How aggregate market figures, such as price ranges and market values, are produced.

  • Cohort definition: Listings are grouped into cohorts by model, size, leather family, color family, and condition tier.
  • Minimum sample: Cohorts with fewer than five qualifying listings are not used for published market ranges.
  • Pool composition: Cohort analysis uses a combined pool of currently live, transitioning, and recently sold listings. This combined pool is more stable than any single status alone.

Exclusions from cohort analysis

  • Multi-color listings.
  • Listings missing essential attributes, including size, leather, or condition.
  • Listings without a disclosed price.

Outlier handling: Statistical outliers are flagged for review but are not silently excluded from published ranges.

8. Pricing definitions

Plain-language definitions of every pricing concept Pursely publishes.

  • Listed price: The current asking price as displayed on the source platform.
  • Sold price: The final disclosed price at which a listing was sold, where the platform discloses it.
  • Market range: The aggregate cohort-level price range, calculated as described in Section 7.
  • Price history: The complete sequence of price changes for an individual listing, with timestamps.
  • Tracked market value: The cumulative dollar value of all listings Pursely has indexed to date, including listings that have since been sold.

9. What Pursely does not do

  • Pursely does not operate as a marketplace and does not facilitate transactions.
  • Pursely does not earn commissions, affiliate revenue, or referral fees from any covered platform.
  • Pursely does not guarantee the accuracy of any individual listing.
  • Pursely does not provide buy, sell, hold, or trade recommendations.
  • Pursely does not provide investment, financial, or sourcing advice.
  • Pursely does not aggregate user opinions, ratings, or sentiment.

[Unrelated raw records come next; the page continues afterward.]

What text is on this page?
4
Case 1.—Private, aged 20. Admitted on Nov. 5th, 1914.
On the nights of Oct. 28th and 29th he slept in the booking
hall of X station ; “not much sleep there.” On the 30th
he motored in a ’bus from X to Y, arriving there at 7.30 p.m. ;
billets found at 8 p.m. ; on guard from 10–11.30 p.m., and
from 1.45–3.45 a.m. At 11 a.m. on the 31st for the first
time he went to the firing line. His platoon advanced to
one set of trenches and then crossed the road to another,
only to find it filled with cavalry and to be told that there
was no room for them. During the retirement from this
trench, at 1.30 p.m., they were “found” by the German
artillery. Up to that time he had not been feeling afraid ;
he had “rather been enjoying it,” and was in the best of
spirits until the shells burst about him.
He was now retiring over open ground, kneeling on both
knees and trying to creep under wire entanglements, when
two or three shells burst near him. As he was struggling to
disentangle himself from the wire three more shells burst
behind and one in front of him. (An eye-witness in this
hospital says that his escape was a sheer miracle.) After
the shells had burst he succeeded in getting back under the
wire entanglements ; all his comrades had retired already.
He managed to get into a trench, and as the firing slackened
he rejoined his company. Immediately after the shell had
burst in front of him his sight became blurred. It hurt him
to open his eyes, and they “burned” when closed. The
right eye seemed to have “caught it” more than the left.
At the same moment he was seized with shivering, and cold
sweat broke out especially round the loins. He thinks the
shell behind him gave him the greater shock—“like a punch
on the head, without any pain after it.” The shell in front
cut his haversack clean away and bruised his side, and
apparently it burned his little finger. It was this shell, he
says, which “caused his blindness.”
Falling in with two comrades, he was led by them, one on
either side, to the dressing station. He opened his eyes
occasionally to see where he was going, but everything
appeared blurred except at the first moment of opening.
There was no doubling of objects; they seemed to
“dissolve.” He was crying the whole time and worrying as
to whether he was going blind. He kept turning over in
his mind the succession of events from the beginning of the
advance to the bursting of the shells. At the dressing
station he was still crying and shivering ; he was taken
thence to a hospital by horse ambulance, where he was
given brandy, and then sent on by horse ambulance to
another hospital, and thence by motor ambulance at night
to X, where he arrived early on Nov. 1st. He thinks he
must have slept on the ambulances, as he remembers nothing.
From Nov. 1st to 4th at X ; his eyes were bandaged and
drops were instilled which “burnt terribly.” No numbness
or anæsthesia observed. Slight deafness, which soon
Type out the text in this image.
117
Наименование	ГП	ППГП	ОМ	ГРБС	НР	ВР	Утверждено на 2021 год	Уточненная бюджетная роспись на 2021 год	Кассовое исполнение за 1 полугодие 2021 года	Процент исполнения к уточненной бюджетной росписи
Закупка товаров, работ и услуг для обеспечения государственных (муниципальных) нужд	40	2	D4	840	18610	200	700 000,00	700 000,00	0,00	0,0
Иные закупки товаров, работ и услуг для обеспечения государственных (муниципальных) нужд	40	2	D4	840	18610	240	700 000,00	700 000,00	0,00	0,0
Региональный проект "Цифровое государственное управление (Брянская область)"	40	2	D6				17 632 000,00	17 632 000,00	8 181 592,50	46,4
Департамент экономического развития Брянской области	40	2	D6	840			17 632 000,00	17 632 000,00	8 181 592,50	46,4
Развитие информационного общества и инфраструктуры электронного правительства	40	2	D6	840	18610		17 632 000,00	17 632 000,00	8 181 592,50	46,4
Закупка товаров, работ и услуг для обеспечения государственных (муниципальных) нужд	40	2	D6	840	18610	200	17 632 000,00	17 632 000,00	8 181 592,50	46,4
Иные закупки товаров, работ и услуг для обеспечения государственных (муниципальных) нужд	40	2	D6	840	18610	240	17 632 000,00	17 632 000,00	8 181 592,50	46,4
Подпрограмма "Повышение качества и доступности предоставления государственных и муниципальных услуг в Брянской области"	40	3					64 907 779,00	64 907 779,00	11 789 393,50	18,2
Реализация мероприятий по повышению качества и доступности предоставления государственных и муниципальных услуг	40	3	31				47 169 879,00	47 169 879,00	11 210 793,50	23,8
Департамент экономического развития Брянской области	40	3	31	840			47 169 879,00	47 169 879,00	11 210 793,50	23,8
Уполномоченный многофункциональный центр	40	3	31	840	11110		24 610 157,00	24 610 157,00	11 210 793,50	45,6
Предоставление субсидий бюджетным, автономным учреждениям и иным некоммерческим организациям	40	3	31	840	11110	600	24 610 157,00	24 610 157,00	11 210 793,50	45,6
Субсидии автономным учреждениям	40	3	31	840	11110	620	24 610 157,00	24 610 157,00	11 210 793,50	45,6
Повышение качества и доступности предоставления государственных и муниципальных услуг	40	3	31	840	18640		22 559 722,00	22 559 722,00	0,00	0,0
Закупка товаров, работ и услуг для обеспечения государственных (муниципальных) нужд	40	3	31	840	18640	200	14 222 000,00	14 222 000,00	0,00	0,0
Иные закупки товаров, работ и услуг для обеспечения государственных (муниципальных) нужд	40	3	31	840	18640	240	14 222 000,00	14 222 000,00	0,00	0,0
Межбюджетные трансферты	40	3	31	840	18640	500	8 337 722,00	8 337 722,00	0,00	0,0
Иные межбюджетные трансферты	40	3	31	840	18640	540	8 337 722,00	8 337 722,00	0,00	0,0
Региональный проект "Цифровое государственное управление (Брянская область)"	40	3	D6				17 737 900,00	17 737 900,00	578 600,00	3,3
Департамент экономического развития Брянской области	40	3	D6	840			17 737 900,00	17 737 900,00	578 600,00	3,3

10. Limitations and disclosures

  • Coverage is US-focused. International resale markets, including European auctions and Asian platforms, are not currently represented.
  • Pursely relies on covered platforms accurately representing their inventory. Listing errors at the source propagate to Pursely's data until corrected.
  • Sold-price data is only as complete as platforms choose to disclose. Some platforms publish final sale prices; others do not.
  • Past prices are not indicative of future prices. Market data describes the historical and current market and does not forecast it.
  • Information published by Pursely is research and reference material. It is not investment, sourcing, authentication, or legal advice.

11. Versioning and updates

Methodology is versioned. The current version is v1.0.

Material changes, including changes to scope, sources, normalization rules, or analytical methodology, increment the version number and are logged with effective dates.

The current version is always available at /methodology. Prior versions are archived at versioned URLs.

Non-material changes, including typos and clarifications, are made silently with the page's last-updated date refreshed.